Employable Me is a documentary series produced by the BBC. The program looks at how some people with disabilities find it extremely difficult to find work. It also highlights, that if given the same opportunities as the more able, they can be just as effective in the workplace. The topic is one that is long-standing for debate and begs the question; are we seeing a change in the way businesses are approaching disability?
There is a raft of government legislation that clearly outlines the rules when it comes to how people with disabilities are to be treated both as job seekers and as employees. It is also very common to see the “we are an equal opportunities employer…” Despite this, figures released on Parliament, a House of Commons website, suggest that in 2016 only 48.3% of people with disabilities were in employment.

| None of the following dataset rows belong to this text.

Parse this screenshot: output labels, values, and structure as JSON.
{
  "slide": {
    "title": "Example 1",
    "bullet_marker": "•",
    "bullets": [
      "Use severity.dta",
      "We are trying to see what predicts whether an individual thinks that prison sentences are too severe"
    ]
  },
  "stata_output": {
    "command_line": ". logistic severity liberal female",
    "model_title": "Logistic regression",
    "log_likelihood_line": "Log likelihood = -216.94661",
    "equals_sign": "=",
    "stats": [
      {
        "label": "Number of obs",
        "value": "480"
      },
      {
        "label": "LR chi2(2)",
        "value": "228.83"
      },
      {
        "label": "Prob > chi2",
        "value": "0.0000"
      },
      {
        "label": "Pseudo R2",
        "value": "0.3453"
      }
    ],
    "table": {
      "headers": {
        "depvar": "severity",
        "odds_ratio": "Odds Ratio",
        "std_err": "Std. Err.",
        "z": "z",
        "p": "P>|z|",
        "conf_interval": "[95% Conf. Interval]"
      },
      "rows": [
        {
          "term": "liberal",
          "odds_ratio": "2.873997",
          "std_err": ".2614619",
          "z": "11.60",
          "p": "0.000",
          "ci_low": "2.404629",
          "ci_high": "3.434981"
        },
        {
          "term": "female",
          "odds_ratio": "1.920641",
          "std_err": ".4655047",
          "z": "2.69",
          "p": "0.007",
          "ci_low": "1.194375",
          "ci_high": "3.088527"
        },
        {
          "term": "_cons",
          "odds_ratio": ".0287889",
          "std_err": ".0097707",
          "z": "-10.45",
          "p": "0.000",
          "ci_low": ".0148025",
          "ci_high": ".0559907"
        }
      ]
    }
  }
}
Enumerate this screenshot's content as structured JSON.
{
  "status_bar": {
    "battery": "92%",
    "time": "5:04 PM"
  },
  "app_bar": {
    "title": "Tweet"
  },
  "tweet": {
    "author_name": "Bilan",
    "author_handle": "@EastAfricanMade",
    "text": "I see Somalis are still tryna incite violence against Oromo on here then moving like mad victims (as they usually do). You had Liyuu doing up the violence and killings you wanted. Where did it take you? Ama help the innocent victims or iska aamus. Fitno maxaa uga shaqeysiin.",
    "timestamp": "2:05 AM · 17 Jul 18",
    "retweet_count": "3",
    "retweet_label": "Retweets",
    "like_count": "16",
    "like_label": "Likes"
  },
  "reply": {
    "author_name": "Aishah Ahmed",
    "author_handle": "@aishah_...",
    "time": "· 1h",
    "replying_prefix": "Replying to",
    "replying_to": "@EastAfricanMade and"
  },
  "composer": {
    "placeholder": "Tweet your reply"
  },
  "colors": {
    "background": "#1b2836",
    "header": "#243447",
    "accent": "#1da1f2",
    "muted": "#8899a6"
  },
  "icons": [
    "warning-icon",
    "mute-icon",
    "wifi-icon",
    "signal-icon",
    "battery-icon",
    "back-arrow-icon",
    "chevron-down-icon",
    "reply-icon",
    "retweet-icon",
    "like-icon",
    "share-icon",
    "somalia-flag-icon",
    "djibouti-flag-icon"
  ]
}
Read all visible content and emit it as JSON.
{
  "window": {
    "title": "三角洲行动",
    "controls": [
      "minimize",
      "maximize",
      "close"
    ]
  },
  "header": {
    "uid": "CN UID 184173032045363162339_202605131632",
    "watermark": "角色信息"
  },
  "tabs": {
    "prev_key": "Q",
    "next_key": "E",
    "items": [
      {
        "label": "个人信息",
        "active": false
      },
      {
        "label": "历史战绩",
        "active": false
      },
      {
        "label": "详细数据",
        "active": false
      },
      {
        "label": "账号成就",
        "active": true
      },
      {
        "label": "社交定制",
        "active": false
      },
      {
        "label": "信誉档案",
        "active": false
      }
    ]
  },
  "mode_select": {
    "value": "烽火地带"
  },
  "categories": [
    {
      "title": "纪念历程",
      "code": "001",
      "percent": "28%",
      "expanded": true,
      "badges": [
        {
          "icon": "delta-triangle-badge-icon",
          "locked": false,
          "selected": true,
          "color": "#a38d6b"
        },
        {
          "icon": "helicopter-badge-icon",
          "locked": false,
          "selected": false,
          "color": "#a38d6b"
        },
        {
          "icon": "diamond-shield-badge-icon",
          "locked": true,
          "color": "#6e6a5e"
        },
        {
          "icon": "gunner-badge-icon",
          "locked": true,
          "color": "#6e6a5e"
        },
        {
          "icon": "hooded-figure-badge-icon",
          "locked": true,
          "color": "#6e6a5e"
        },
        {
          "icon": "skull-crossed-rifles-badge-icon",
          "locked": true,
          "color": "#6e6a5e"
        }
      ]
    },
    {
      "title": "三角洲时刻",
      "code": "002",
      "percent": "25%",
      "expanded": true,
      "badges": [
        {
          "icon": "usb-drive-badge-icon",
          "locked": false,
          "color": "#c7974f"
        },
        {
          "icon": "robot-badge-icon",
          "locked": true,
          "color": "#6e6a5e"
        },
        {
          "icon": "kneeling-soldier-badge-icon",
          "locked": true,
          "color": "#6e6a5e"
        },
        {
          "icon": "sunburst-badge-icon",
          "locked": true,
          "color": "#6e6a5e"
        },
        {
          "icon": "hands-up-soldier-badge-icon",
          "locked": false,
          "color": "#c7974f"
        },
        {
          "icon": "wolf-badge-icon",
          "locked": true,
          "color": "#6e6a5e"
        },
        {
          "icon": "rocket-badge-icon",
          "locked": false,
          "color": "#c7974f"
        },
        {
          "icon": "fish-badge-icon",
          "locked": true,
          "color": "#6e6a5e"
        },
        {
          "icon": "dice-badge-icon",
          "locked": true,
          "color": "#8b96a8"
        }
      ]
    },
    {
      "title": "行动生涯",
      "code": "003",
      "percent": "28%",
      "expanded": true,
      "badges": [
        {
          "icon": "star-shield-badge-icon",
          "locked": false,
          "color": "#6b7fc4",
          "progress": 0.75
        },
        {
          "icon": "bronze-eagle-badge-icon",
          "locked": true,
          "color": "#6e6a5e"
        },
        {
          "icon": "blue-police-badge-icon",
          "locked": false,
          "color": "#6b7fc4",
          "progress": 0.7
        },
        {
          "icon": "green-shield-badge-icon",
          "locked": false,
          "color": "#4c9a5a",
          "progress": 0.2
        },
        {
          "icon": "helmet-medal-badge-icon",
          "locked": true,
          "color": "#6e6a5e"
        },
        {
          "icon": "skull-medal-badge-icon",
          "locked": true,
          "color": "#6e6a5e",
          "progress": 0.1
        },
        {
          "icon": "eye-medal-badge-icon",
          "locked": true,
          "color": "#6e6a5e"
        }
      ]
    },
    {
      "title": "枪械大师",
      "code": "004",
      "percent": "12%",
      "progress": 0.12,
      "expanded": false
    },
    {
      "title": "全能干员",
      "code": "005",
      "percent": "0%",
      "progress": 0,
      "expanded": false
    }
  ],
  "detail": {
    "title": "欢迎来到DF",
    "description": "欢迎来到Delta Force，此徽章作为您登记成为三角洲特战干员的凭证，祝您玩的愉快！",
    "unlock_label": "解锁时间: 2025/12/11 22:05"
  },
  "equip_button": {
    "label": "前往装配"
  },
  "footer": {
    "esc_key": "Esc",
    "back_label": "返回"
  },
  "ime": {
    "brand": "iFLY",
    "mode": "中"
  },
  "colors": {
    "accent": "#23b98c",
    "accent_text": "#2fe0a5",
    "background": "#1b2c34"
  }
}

Little wonder then that a television series like Employable Me is stirring such empathy and compassion: “So desperate was Andy to prove his worth, having felt suicidal in the past, he had applied in vain for more than 1,000 roles, from board level to cleaner.” Gabriel Tate – The Telegraph
Wider Social Change
Looking at the lives of disabled people in a wider context offers some rather more encouraging insights. For example, companies such as Mobility Solutions now offer the most advanced range of mobility scooters and products like this have gone a long way in helping the disabled attain the freedom and independence they are entitled to.
Programs including Employable Me and The Undateables are helping to raise awareness of disabilities among the public at large and deal with some of the stigmas that are attached to having disabilities.
Disabilities and Employment
While the posturing from employers is sending all the right messages, there is no firm evidence to suggest that the wider changes and progress we are seeing is really filtering through. Perhaps the approach society takes when it comes to how employers view the disabled needs to be reviewed and a more interventionist approach taken.
That is to say, employers who were in the spotlight of the Employable Me film crew seemed much more open to the idea of giving disabled people a chance, but as Gabriel Tate commented in closing the article in The Telegraph:
“Whether those same employers would have made the job offers without the presence of television cameras is moot, but this was a heart-warming, encouraging demonstration of how destigmatisation benefits us all.”